La caída del poder adquisitivo empuja a los mayores de 65 años a reinsertarse en el mercado laboral, principalmente a través de «changas» y el cuentapropismo. En el Gran Buenos Aires, la participación de jubilados activos ya supera el 5,4%, reflejando una estrategia de supervivencia ante la crisis.
La realidad económica de la Argentina está forzando un cambio drástico en la fisonomía del mercado de trabajo. Según un reciente informe de la consultora Politikon Chaco, basado en datos del Indec, ya son 686.160 las personas de 65 años o más que continúan trabajando en los grandes centros urbanos del país. La cifra representa un incremento del 32,6% respecto a 2016, consolidando a este rango etario como el de mayor crecimiento laboral, muy por encima de los jóvenes, cuya participación se encuentra estancada.

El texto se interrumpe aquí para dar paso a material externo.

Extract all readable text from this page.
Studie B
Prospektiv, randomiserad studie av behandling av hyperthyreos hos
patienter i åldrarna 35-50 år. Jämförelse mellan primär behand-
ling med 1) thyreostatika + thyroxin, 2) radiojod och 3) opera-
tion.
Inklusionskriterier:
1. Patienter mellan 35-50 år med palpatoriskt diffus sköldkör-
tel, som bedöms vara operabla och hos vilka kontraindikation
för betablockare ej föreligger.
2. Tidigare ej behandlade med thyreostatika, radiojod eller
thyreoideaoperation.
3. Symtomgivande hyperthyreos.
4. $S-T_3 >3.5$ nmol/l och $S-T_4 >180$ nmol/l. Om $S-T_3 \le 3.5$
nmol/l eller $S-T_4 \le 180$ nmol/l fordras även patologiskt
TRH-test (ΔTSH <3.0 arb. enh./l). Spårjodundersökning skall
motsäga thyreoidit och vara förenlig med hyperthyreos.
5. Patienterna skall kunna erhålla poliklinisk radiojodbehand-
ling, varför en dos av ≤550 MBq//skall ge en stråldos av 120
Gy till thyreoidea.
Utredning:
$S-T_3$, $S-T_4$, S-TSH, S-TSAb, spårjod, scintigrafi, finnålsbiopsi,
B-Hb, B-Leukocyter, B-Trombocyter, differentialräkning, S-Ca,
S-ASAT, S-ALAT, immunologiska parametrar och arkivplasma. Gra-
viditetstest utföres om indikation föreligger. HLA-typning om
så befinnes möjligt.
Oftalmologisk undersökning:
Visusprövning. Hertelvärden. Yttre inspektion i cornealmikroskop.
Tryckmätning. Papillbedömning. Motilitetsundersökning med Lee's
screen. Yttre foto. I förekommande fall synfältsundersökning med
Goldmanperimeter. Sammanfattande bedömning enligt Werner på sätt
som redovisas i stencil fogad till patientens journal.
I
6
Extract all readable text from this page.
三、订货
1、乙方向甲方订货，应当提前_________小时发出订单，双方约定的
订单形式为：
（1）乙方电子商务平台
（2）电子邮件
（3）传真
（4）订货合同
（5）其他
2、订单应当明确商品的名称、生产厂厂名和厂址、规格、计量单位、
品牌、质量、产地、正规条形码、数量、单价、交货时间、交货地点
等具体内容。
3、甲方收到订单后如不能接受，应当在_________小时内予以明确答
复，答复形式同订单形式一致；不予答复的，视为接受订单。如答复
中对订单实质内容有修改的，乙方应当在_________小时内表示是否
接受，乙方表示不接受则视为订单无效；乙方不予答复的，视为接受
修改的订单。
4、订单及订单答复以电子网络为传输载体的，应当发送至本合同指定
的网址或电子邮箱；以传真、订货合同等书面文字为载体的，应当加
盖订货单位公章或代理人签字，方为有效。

El fenómeno no responde a una elección de «envejecimiento activo», sino a una necesidad imperiosa de cubrir gastos cotidianos que el haber jubilatorio ya no alcanza a solventar. El estudio destaca que casi la mitad de estos trabajadores (48,1%) se desempeña de manera independiente o bajo el formato de cuentapropismo, alcanzando los niveles más altos de la última década. Sectores como el comercio minorista de alimentos, la construcción y los oficios son los principales refugios para quienes deben complementar sus ingresos.
La precariedad es el denominador común de esta tendencia. Mientras que en 2016 el empleo formal predominaba en esta franja, en 2025 la informalidad escaló hasta el 55,7%. Esto implica que la mayoría de los adultos mayores activos se desempeña en puestos sin aportes, cobertura médica ni estabilidad, ocupando el lugar de las denominadas «changas» que anteriormente realizaban sectores más jóvenes.
En la provincia de Buenos Aires, el impacto es dispar pero significativo. En el Gran Buenos Aires (GBA), los jubilados representan el 5,4% del total de ocupados, mientras que en ciudades como Mar del Plata y San Nicolás la cifra ronda el 5,1% y 5,2% respectivamente. Estos números sitúan a la región en sintonía con la media nacional, evidenciando que la crisis de los ingresos previsionales es un problema transversal que afecta con fuerza al territorio bonaerense.
El retroceso del empleo asalariado estable frente al avance de la informalidad entre los mayores de 65 años marca una señal de alarma para el sistema de seguridad social. Sin una recomposición real de los haberes, el «retiro» parece convertirse en un concepto del pasado para miles de bonaerenses que, a pesar de haber cumplido su ciclo laboral, deben seguir en la calle para llegar a fin de mes.